GameStop Corp on Wednesday reported a smaller-than-expected quarterly loss and a partnership with FTX US to increase its presence in the cryptocurrency space, sending shares of the video game retailer up 10 percent in expanded trading.
The company will start selling FTX gift cards in some of its stores as part of the partnership, the financial terms of which have not been disclosed.
GameStop launched a digital wallet earlier this year that it said would enable transactions in a market it builds for players and others to buy, sell and trade non-fungible tokens, or NFTs.
“The FTX partnership is unlikely to generate meaningful returns or profit, but it looks good, so that’s a positive,” Wedbush analyst Michael Pachter said.
In the past year, GameStop has been at the center of a social media-fueled trading frenzy that has sent its stock soaring.

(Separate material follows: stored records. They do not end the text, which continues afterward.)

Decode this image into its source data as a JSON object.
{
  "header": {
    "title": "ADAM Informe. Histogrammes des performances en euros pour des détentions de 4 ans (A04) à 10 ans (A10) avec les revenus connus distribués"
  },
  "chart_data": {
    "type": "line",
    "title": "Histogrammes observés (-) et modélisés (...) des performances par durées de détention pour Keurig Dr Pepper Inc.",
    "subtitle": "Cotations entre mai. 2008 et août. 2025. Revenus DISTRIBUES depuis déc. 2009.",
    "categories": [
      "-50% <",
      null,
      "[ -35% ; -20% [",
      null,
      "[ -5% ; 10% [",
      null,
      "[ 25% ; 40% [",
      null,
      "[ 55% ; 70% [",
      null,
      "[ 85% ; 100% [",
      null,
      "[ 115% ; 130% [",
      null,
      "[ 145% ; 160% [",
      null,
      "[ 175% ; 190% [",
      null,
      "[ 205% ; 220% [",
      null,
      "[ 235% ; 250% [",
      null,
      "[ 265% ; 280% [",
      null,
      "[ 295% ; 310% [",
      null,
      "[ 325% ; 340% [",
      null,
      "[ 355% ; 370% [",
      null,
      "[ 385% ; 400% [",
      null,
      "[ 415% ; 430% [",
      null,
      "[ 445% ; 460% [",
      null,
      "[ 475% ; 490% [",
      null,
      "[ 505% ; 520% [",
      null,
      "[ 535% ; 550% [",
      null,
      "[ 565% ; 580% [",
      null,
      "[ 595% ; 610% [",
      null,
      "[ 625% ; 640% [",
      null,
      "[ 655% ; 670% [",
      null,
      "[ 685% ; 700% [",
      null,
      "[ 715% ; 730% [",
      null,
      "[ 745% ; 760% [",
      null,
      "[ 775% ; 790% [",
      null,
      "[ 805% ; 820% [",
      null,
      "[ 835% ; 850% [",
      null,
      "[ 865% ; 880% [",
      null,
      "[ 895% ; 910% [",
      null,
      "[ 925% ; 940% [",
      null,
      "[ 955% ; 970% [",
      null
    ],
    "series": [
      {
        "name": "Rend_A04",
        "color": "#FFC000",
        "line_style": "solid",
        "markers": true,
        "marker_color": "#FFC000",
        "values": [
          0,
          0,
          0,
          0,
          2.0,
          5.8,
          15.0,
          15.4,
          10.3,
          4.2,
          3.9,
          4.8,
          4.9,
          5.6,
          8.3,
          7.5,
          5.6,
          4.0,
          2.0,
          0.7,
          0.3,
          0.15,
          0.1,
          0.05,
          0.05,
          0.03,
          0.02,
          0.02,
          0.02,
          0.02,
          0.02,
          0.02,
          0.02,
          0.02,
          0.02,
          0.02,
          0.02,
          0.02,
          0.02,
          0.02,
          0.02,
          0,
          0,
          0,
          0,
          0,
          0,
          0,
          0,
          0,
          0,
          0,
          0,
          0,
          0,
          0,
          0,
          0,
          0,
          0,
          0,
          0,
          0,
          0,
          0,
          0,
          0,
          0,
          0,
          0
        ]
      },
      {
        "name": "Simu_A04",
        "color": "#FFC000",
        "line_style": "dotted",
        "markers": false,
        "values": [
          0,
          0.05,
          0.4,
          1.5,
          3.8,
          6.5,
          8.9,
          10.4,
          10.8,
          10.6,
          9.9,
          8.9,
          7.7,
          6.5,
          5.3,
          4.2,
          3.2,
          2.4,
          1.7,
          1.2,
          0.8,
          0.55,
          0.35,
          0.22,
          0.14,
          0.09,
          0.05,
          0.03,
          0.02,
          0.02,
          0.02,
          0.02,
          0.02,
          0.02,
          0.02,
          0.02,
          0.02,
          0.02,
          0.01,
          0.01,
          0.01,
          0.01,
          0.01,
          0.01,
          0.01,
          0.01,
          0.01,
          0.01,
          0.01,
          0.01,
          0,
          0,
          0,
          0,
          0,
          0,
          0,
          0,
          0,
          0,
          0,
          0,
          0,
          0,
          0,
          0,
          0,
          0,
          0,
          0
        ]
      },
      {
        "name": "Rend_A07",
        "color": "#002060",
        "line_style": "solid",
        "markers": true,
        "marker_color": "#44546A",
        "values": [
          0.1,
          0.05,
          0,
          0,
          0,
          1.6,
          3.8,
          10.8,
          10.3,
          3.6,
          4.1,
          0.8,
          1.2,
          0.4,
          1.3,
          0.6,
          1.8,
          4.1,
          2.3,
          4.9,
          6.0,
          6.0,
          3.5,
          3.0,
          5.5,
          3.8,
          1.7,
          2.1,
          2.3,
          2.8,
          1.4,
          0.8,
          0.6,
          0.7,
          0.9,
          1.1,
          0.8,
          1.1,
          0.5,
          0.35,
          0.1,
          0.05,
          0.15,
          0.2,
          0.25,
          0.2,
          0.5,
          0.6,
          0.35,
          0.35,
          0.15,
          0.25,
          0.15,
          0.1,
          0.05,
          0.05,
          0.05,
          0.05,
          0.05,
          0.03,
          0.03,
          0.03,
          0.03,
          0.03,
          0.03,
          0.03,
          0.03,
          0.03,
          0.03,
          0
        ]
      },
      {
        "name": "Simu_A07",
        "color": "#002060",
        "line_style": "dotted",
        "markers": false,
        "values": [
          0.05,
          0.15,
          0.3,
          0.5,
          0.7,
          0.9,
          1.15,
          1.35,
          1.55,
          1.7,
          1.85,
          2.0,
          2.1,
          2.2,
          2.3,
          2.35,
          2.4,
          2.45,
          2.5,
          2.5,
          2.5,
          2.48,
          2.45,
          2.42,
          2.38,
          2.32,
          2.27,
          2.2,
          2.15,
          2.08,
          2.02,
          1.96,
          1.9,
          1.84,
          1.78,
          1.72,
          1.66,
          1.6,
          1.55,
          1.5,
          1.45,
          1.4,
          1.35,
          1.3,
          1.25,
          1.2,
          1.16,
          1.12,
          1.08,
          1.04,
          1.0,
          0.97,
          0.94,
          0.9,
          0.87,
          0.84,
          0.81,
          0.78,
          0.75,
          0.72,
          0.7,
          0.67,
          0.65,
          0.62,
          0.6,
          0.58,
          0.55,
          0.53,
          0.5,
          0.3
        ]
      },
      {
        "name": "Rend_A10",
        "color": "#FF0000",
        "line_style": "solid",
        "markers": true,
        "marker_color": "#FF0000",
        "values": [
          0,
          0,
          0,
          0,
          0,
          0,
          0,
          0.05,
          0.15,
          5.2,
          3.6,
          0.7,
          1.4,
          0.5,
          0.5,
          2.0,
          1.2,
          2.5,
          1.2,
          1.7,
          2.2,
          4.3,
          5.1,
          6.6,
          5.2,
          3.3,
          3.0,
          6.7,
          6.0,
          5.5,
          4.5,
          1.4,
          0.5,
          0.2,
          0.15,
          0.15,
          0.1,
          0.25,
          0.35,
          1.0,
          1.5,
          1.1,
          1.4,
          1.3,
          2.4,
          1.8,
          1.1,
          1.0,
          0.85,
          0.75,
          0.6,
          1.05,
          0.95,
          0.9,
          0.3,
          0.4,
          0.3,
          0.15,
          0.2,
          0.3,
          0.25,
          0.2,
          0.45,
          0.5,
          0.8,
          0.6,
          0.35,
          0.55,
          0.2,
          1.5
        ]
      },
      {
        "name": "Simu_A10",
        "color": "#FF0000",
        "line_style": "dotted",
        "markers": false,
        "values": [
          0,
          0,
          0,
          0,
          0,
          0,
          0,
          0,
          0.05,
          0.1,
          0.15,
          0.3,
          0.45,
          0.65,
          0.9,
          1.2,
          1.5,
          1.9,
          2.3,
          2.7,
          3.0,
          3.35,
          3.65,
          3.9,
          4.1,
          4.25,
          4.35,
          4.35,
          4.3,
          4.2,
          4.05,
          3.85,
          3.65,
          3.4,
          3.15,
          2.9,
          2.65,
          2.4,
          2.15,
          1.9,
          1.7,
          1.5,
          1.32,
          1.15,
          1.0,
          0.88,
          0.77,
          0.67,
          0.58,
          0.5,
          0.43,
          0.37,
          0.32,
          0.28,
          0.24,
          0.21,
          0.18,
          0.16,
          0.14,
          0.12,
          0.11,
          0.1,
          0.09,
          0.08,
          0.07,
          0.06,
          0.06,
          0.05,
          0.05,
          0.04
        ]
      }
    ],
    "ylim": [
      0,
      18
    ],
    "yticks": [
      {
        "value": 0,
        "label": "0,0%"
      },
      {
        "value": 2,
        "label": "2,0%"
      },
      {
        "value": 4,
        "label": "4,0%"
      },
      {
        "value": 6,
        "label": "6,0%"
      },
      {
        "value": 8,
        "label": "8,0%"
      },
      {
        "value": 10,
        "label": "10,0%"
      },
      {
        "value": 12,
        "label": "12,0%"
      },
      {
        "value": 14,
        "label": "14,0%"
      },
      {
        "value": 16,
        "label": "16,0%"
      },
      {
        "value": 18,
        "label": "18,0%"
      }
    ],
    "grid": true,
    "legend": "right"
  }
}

The company has since overhauled its management in an effort to reverse years of poor sales and boosted its e-commerce capabilities as online shopping has accelerated during the pandemic.
On an adjusted basis, GameStop lost 35 cents per share in the second quarter, compared to estimates of a loss of 38 cents, according to Refinitiv IBES data.
During the said quarter, the company removed Chief Financial Officer Michael Ricupero and announced a four-for-one stock split in an effort to revive some of the retail benefits of its shares.
However, GameStop’s results come at a time when game companies are facing slowing demand for video games from the highest levels of the pandemic, raising doubts about their ability to weather the economic downturn.
The company’s shares were trading higher at $26.56 after the bell.
Some investors are concerned that GameStop President Ryan Cohen will sell shares, but since he hasn’t, the stock rally reflects investor relief, Butcher said.